The ASCO Annual Meeting, held from May 31- June 4 in Chicago, included more than 30,000 attendees which included specialists, patient advocates and industry representatives from the U.S. and around the world.
As more breakthroughs continue to be unveiled, researchers aim to refine their findings to help physicians and patients make decisions tailored to their type of breast cancer. At this year’s meeting, updates from groundbreaking studies on early-stage breast cancer were presented.
ER-positive/ HER2-negative breast cancer.
At last year’s ASCO Annual Meeting, the TAILORx clinical trial made headlines. The trial, supported in part by BCRF, revealed that 70 percent of women diagnosed with early-stage breast cancer could forego chemotherapy (opting for anti-estrogen therapy alone).
These finding were based on recurrence score results from the Oncotype DX® test, a blood test for early-stage breast cancer patients may undergo. If a patient received a score that was low (0-10) or intermediate (11-25), the study found no added benefit of chemotherapy. However, the results were less clear for women under 50 with an intermediate Oncotype DX® recurrence score of 16-25, for whom chemotherapy reduced the risk of recurrence.
This year researchers shared updates from the TAILORx trial bringing clarity to predicting risk of breast cancer recurrence in women under 50. In a secondary analysis, the investigative team sought to determine whether integration of recurrence score and clinical risk stratification – where the patient’s tumor size and histologic grade were taken into consideration – could help identify premenopausal women who might stand to benefit from more aggressive anti-estrogen therapy, such as ovarian suppression.
The analysis showed that for women under 50 with a recurrence score of 16-15, the addition of clinical risk stratification improved risk prediction. The clinical assessment did not improve risk prediction in low or high recurrence risk categories or in post-menopausal women. You can watch this short video with TAILORx lead investigator and BCRF researcher, Dr. Joseph Sparano discussing the results.
HER2-positive breast cancer. With the success of targeted therapies, HER2-positive breast cancer is now a treatable disease with several options. The standard approach includes neoadjuvant (pre-surgical) chemotherapy with one or more HER2-targeted therapies. Additional therapy after surgery includes chemotherapy plus HER2-directed therapy to reduce the risk of recurrence. For patients who show a pathological complete response (PCR) after neoadjuvant therapy, less therapy may be warranted.

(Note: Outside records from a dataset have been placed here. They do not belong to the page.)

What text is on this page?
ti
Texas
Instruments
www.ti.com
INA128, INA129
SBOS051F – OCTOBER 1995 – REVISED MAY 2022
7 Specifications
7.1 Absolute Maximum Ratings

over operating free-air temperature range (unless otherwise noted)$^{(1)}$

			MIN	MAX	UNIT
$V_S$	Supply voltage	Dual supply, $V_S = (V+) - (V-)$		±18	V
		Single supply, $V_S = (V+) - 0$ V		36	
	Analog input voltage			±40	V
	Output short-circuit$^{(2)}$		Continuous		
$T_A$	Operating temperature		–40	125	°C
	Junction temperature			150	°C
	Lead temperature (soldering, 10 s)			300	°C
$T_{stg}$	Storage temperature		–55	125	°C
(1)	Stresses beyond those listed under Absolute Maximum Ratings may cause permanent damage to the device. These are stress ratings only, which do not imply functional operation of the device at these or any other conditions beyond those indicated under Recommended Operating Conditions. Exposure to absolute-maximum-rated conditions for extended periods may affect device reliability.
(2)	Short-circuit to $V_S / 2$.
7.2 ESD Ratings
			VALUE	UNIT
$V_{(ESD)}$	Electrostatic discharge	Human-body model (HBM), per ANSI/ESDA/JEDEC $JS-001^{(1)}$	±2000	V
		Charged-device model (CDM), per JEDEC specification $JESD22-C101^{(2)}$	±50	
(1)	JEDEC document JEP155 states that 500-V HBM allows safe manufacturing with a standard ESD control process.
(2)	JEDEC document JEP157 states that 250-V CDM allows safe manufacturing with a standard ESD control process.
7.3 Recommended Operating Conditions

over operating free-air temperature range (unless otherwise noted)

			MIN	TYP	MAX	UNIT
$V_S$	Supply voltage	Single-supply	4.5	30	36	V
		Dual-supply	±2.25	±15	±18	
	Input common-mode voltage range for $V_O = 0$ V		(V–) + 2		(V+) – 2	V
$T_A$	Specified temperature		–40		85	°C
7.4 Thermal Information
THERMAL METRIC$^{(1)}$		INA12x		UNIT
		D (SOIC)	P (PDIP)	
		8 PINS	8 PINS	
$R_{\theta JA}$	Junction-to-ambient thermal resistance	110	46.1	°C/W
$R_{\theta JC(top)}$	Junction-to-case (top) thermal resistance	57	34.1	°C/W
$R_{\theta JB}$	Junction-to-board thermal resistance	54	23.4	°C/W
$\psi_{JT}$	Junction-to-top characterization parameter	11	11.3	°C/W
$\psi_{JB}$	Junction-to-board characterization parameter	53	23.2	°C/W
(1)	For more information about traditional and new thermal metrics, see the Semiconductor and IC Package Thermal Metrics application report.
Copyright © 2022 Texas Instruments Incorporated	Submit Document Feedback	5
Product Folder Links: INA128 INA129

In clinical trials, PCR after neoadjuvant therapy (no residual tumor at time of surgery) is often used as a prognostic marker and predictor of outcome. Questions remain however, on how residual disease after neoadjuvant therapy should guide subsequent adjuvant therapy.
This was illustrated by results presented from the KRISTINE trial, a phase III, randomized trial, which compared T-DM1 (trastuzumab emtansine) plus pertuzumab —a HER2-targeted regimen that omits standard chemotherapy—with the standard regimen of docetaxel, carboplatin, trastuzumab, and pertuzumab. Presenting the final analysis from the trial Dr. Sarah Hurvitz, University of California, Los Angeles, noted that patients with residual tumor cells after neoadjuvant therapy were equally like to experience disease progression regardless of the type of subsequent adjuvant therapy. She summarized that while no benefit was seen with TDM-1 without chemotherapy, patients reported less toxicity when compared with standard treatment.
In discussing results from KRISTINE and other ongoing clinical trials in early-stage, HER2-positive breast cancer, BCRF investigator, Dr. Mark Pegram stressed the challenges and opportunities in understanding the biology of the residual tumor to guiding subsequent adjuvant therapy, which may or may not include chemotherapy. Some large tumors may be good responders, he noted, but because of their initial mass, may not be completely eliminated by neoadjuvant therapy. These patients may do well to continue of HER2-directed therapy alone.
In other cases, the cells left behind after neoadjuvant therapy may be resistant to continued HER2 treatment. Understanding how to tell which the case is, is important to the patient and doctor in treatment decisions. “The burden is on us,” Dr. Pegram noted, “to identify molecular, genetic, imaging markers to identify patients who are most suitable for consideration of de-escalation strategies with T-DM1 or newer HER2 antibody-drug conjugates.”